Fakta-fakta di atas hendaknya semakin menyadarkan kita betapa pentingnya menjaga damai di tengah rumah tangga yang kita bangun. Dibutuhkan pengendalian diri suami istri pada saat terjadi ketegangan, atau persoalan yang memancing pertengkaran hebat Hubungan yang harus dipelihara dengan baik bukan hanya menyangkut antara suami dan istri, tetapi juga hubungan dengan anak-anak yang  kita kasihi.
Harus ada komitmen yang terpelihara terus yang pada intinya mengutamakan keterbukaan komunikasi untuk menyelesaikan segala perkara, dan masing masing pihak hendaknya bisa saling memahami kondisi keluarga secara utuh, baik kondisi keuangan, kesehatan, termasuk relasi-relasi dengan pihak luar. Dengan memahami kondisi-kondisi itu akan mengurangi kekerasan.

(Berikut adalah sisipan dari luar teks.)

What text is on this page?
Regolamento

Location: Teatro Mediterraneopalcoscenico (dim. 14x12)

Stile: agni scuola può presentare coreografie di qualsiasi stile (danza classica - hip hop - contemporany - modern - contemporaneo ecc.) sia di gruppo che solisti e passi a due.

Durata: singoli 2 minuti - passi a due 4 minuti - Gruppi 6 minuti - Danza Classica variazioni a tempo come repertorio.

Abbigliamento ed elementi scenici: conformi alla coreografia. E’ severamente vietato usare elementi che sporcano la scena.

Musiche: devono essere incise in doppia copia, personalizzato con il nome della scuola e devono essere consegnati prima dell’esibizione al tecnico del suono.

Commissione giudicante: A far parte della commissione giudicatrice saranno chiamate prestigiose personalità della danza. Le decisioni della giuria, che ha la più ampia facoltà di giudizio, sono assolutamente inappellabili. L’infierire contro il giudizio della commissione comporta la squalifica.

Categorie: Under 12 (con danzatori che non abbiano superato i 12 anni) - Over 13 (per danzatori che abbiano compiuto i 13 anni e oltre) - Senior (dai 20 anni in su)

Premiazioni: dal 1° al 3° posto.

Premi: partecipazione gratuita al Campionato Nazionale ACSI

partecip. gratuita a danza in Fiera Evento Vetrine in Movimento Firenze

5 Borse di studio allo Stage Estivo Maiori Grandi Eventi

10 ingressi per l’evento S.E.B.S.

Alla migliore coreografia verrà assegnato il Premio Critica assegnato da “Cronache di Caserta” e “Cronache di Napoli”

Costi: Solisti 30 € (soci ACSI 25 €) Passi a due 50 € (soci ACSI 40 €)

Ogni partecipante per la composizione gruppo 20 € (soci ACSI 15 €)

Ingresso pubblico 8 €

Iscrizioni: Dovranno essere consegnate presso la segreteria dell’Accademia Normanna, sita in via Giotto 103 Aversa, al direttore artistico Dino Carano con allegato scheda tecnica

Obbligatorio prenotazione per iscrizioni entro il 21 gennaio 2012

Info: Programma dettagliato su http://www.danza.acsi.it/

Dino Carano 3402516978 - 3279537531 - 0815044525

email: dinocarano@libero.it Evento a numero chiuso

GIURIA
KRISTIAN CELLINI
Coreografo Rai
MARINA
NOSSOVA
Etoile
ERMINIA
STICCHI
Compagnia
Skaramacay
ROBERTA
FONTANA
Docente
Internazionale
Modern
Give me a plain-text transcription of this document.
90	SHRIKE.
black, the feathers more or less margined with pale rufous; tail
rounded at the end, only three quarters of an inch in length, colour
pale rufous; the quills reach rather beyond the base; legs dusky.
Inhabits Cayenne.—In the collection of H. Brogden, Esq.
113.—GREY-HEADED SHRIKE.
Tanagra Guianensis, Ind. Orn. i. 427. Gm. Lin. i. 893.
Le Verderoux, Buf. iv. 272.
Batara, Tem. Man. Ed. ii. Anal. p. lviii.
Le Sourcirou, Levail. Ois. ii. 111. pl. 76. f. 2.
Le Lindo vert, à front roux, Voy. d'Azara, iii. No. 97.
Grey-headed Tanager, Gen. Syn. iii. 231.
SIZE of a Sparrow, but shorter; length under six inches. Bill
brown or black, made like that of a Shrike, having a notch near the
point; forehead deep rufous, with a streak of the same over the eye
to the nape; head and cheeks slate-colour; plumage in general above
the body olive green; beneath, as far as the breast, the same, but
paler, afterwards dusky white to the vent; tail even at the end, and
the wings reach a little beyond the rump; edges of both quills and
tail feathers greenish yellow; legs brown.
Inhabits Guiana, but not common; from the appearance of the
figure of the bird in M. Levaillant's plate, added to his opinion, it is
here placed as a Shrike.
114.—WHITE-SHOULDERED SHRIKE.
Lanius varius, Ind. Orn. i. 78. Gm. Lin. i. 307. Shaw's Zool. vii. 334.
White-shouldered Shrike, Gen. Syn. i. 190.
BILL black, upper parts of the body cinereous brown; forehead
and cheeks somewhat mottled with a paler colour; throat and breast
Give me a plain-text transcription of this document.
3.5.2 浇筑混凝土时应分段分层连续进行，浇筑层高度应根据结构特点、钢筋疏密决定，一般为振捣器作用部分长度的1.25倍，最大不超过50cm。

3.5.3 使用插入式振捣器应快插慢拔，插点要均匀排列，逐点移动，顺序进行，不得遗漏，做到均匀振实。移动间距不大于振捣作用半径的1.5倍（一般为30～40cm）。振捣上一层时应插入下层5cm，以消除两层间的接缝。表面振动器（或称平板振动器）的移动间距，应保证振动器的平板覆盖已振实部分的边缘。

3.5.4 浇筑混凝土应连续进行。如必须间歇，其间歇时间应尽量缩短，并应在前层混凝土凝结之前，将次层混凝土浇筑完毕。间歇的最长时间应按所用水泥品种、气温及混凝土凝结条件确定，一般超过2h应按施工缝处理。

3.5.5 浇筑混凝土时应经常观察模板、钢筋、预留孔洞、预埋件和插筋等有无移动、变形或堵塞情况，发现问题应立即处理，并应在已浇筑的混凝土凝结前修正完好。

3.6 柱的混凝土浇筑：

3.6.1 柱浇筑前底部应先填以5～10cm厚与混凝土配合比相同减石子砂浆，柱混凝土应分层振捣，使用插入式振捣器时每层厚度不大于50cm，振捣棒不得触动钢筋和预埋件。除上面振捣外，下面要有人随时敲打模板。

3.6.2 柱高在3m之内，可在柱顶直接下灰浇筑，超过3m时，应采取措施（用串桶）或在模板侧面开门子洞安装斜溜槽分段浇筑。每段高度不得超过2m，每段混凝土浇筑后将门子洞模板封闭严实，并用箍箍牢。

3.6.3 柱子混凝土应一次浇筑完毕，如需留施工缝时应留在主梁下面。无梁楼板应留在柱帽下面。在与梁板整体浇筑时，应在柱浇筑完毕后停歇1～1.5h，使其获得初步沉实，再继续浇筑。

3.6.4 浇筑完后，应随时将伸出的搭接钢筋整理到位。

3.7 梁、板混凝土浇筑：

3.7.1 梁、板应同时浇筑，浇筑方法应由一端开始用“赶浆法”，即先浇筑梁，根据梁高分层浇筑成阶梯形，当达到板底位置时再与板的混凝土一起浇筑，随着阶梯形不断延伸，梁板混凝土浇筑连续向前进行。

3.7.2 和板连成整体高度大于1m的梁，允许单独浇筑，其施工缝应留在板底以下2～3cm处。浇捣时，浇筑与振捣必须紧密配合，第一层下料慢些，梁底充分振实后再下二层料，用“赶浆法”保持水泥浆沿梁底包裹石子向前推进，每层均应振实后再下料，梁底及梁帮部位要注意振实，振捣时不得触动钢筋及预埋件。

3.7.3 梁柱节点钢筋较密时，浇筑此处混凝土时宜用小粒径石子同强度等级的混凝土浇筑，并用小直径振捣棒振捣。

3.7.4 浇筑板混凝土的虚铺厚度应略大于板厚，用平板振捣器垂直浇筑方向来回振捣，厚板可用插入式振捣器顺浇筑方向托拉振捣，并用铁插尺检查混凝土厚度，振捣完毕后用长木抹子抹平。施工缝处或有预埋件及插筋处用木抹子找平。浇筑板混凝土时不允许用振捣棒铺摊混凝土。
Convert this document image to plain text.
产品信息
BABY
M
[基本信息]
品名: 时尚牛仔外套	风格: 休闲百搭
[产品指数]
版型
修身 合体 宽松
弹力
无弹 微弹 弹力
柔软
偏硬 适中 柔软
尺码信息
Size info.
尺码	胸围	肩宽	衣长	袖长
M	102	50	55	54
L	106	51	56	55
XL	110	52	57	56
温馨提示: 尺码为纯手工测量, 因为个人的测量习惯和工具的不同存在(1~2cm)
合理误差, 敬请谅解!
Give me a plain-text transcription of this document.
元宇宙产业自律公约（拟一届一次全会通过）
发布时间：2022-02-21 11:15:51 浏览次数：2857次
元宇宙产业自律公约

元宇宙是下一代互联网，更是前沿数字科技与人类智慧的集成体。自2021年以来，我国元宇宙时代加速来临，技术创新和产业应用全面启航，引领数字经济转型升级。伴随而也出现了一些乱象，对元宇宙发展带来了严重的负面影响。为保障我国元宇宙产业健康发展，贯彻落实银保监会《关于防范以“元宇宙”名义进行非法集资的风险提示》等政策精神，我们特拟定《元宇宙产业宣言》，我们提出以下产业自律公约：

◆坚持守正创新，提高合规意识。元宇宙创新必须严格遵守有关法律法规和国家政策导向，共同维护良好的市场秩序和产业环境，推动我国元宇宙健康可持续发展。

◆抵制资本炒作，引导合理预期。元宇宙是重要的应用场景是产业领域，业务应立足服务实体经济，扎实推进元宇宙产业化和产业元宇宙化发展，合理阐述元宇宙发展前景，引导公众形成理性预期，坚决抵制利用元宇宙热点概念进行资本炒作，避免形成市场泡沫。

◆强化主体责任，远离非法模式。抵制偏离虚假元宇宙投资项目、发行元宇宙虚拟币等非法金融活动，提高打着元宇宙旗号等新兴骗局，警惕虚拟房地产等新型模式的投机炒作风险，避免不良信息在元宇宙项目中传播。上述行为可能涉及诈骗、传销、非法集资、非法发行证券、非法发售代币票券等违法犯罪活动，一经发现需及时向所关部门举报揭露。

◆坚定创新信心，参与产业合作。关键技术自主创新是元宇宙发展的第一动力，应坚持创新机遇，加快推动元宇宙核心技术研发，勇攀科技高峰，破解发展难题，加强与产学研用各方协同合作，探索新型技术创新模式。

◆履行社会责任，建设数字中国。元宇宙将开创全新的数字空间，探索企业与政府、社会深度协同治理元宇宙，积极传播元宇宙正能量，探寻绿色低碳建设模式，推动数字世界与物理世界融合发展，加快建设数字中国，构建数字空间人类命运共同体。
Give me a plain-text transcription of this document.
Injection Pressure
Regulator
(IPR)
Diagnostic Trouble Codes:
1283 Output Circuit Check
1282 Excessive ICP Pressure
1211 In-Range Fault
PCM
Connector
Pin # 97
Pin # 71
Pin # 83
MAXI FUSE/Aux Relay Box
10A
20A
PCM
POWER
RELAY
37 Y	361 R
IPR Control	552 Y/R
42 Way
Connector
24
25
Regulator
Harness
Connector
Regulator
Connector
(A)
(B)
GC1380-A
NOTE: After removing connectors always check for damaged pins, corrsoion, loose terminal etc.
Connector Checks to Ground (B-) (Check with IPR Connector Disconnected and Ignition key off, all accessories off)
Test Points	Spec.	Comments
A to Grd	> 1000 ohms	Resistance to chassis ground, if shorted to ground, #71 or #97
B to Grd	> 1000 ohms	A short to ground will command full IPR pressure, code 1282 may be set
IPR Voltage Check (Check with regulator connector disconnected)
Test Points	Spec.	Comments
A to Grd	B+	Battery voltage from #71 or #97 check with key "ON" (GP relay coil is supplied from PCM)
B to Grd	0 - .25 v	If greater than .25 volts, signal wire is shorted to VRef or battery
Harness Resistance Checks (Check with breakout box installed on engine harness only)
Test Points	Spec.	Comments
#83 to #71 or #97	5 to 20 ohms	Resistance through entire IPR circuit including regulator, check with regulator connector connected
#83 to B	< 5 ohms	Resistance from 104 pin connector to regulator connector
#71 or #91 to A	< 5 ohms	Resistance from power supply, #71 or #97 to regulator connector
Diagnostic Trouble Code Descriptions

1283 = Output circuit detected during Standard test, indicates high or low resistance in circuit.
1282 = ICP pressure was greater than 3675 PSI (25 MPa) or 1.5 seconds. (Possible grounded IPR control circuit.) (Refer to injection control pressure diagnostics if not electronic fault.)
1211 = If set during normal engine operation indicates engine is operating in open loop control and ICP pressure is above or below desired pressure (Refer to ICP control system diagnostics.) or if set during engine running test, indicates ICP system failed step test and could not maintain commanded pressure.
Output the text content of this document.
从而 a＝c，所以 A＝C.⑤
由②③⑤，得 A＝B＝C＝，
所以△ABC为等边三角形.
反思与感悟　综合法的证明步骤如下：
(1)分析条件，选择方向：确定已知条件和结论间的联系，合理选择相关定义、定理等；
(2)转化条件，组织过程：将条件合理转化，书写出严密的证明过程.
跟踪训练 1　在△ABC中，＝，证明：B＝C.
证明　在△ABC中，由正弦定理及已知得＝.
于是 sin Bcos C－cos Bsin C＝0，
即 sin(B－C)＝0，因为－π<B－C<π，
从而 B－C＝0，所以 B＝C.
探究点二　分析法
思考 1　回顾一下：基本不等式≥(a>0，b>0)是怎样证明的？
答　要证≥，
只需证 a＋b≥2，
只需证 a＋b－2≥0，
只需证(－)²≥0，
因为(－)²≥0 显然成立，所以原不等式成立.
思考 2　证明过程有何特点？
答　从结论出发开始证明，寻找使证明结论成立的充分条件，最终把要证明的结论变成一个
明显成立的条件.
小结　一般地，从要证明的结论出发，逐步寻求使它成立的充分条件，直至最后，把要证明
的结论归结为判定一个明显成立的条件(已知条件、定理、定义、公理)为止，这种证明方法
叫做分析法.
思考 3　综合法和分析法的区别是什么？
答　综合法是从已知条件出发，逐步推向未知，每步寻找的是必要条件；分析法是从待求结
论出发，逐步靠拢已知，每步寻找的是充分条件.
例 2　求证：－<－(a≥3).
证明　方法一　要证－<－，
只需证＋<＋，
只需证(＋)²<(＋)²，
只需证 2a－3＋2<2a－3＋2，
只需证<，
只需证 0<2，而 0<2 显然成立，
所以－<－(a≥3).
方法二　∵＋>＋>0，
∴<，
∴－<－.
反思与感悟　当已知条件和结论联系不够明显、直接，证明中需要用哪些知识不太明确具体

Memang banyak alasan orang melakukan tindakan keras yang ternyata menjadi kekerasan, yang diberlakukan suami misalnya terhadap anak-anaknya. Salah satu dari alasan itu misalnya untuk membiasakan anak-anak hidup berdisplin. Bahkan ada suami yang beralasan menghajar istrinya agar mengetahui sulitnya ekonomi sekarang ini, dan agar melatihnya hidup hemat. Tetapi apapun alasannya, kekerasan bukanlah jalan terbaik.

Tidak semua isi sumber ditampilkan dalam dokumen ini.